The success of many machine learning and pattern recognition methods relies heavily upon the identification of an appropriate distance metric on the input data. It is often beneficial to learn such a metric from the input training data, instead of using a default one such as the Euclidean distance. In this work, we propose a boosting-based technique, termed BOOSTMETRIC, for learning a quadratic Mahalanobis distance metric. Learning a valid Mahalanobis distance metric requires enforcing the constraint that the matrix parameter to the metric remains positive semidefinite. Semidefinite programming is often used to enforce this constraint, but does not scale well and is not easy to implement. BOOSTMETRIC is instead based on the observation that any positive semidefinite matrix can be decomposed into a linear combination of trace-one rank-one matrices. BOOSTMETRIC thus uses rank-one positive semidefinite matrices as weak learners within an efficient and scalable boosting-based learning process.
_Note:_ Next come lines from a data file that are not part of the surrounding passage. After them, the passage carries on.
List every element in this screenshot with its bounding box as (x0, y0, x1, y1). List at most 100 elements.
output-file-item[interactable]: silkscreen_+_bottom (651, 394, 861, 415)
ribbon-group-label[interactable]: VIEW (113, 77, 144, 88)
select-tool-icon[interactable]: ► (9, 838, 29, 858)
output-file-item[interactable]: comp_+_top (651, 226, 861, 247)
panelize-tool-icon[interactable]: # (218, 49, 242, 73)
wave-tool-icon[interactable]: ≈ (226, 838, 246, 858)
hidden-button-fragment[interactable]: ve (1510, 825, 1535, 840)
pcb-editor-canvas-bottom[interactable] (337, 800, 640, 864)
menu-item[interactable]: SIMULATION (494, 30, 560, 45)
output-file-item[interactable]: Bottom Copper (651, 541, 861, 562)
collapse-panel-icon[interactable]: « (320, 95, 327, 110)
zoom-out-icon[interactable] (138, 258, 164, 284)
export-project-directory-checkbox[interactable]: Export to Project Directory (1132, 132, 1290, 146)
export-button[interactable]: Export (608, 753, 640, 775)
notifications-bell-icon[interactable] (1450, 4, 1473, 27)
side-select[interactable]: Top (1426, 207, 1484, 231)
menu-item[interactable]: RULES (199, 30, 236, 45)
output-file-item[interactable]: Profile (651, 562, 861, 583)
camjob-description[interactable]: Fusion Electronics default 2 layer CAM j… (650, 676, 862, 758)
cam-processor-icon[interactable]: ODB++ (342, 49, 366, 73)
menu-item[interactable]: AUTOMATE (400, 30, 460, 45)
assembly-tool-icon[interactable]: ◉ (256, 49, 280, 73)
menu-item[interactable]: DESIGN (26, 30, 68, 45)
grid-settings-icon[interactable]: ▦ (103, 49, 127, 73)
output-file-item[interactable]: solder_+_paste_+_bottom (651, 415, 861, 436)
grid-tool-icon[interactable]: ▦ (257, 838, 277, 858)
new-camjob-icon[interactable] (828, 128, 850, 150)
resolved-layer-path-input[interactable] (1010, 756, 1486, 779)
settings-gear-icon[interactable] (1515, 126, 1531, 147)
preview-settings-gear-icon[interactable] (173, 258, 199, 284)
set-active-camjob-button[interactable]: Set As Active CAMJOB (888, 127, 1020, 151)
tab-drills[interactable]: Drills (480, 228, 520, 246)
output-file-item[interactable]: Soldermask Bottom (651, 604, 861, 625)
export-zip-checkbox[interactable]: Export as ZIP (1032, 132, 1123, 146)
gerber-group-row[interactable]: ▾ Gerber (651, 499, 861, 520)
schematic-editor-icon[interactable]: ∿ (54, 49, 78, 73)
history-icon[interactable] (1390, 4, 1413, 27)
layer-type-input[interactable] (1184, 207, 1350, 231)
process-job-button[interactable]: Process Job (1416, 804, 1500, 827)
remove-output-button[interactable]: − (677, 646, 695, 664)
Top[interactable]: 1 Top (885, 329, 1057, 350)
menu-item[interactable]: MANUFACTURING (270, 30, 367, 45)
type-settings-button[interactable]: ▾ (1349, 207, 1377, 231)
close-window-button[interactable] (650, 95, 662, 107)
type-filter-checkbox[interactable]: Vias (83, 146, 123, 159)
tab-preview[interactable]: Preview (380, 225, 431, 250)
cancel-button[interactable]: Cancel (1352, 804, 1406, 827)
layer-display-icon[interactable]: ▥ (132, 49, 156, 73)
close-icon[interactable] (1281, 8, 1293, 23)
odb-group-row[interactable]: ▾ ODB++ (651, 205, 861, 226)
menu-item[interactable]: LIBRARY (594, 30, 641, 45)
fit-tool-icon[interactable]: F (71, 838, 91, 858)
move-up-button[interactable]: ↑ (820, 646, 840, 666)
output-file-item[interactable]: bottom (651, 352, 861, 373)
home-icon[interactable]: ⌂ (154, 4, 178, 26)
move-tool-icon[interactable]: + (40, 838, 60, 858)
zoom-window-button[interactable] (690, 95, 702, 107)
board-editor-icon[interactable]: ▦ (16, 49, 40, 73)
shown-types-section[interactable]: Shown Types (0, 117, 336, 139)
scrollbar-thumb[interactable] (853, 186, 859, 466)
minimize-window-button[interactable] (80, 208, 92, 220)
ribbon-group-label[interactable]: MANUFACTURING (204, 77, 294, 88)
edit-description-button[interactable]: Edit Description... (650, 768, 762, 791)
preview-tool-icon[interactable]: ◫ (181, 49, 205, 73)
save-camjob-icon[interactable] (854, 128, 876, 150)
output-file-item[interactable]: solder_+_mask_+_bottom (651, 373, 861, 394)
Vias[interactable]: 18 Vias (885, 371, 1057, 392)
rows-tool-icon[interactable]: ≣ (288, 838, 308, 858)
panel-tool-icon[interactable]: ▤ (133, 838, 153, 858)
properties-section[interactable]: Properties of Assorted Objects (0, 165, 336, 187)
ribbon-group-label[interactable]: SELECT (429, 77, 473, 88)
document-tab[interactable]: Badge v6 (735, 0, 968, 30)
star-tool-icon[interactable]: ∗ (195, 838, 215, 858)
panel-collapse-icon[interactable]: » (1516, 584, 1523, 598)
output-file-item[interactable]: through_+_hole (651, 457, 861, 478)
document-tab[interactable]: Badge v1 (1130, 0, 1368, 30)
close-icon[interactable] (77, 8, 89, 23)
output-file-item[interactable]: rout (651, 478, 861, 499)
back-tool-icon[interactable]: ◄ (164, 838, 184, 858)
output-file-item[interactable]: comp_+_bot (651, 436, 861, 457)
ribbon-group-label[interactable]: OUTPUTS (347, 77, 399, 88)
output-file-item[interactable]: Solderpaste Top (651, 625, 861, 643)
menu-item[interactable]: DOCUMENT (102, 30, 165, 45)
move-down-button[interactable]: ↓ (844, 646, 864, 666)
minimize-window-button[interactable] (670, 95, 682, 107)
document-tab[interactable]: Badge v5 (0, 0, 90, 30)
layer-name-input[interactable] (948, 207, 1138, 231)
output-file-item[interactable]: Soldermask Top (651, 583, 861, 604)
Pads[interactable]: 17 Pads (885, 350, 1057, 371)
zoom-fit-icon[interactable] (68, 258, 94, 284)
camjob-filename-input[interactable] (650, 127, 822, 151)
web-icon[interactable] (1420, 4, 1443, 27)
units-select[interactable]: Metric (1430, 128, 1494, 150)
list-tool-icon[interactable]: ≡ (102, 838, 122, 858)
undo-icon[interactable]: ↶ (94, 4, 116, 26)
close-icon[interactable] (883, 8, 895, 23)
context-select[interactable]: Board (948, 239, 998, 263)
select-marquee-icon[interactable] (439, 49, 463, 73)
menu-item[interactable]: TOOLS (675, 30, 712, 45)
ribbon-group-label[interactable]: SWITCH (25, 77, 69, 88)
The resulting methods are easy to implement, efficient, and can accommodate various types of constraints. We extend traditional boosting algorithms in that its weak learner is a positive semidefinite matrix with trace and rank being one rather than a classifier or regressor. Experiments on various data sets demonstrate that the proposed algorithms compare favorably to those state-of-the-art methods in terms of classification accuracy and running time.